Writing Crime Stories Without Convicting the SuspectWhen a crime is committed, police search for the person who did it. Officers search for murderers, rapists and robbers. Once someone is named, that person is a suspect. The person isn't a killer, even if police say he is. It takes a court of law to make that determination.
In your stories, you can say that "Bob Smith is suspected of the murder," "Bob Smith allegedly committed the murder," or "Police say Bob Smith is the killer." All would be accurate. What's important is that you personally aren't calling him a criminal.
Writing Crime Stories When the Suspect Goes to CourtWhen Bob Smith goes to court, he stands trial "for murder" or "on a murder charge," but he still isn't a murderer until the judge or jury reaches a verdict. Make sure you attribute testimony to either Smith's side (the defense) or the prosecution's side (the state).
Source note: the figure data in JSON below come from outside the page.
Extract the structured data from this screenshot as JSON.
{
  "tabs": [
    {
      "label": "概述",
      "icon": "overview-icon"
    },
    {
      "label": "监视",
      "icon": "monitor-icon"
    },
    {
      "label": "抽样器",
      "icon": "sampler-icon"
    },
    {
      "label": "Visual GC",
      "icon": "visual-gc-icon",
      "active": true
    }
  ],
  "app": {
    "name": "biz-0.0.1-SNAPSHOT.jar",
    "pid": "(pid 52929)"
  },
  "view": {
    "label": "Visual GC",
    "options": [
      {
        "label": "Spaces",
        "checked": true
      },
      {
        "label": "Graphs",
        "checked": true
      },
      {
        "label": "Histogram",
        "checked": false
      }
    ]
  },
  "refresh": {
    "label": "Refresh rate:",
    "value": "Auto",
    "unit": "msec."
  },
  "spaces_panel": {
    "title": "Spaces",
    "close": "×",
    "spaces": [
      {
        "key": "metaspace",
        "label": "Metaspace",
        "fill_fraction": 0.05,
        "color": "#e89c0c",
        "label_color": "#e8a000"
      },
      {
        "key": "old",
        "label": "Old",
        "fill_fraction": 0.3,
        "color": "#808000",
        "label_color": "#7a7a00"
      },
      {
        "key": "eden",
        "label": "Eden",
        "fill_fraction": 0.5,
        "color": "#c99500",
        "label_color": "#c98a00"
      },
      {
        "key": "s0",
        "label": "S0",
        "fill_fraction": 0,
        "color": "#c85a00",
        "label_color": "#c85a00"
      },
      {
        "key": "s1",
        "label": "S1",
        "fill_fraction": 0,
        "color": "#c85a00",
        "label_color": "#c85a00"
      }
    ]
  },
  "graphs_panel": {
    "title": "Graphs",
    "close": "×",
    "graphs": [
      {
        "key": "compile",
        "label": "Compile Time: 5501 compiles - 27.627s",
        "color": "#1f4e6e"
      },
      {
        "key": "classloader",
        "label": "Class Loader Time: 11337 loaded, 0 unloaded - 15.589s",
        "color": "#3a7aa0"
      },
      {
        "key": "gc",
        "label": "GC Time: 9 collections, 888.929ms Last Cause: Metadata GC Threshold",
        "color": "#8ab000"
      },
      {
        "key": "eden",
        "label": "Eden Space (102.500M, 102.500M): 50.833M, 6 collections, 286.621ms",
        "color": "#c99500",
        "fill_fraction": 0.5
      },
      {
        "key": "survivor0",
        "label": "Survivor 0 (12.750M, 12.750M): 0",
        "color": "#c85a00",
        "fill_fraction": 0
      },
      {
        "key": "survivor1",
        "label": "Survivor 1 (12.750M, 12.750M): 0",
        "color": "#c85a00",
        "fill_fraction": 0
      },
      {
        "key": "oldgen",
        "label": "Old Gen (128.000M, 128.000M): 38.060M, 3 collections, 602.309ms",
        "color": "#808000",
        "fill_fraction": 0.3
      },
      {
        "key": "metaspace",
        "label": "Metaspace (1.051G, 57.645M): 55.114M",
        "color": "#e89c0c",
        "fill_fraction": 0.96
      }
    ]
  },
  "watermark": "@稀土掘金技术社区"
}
Just because a witness testifies that she saw him commit murder doesn't make it true. Be wary of prosecutors who try to lead you into thinking their legal arguments are fact. You still need both sides of the case to have a fair story.
How to Change Your Writing Upon a Suspect's Conviction
Bob Smith has just been convicted, though his attorneys vow an appeal. It might be too strong for you to say "Smith is a killer." But it is true to say "Smith has been convicted of murder" or "the jury found Smith to be the murderer."
Once a guilty verdict has been reached, Smith is no longer a suspect. He is a convict. If he is put to death, it's not for a "murder charge," but a murder conviction.
It's easy to confuse simple police and judicial language when writing stories, especially on tight deadlines. Take time to check the legal aspects of your writing to make sure you don't end up in your boss's office explaining why a moment of carelessness has caused needless embarrassment and potential litigation.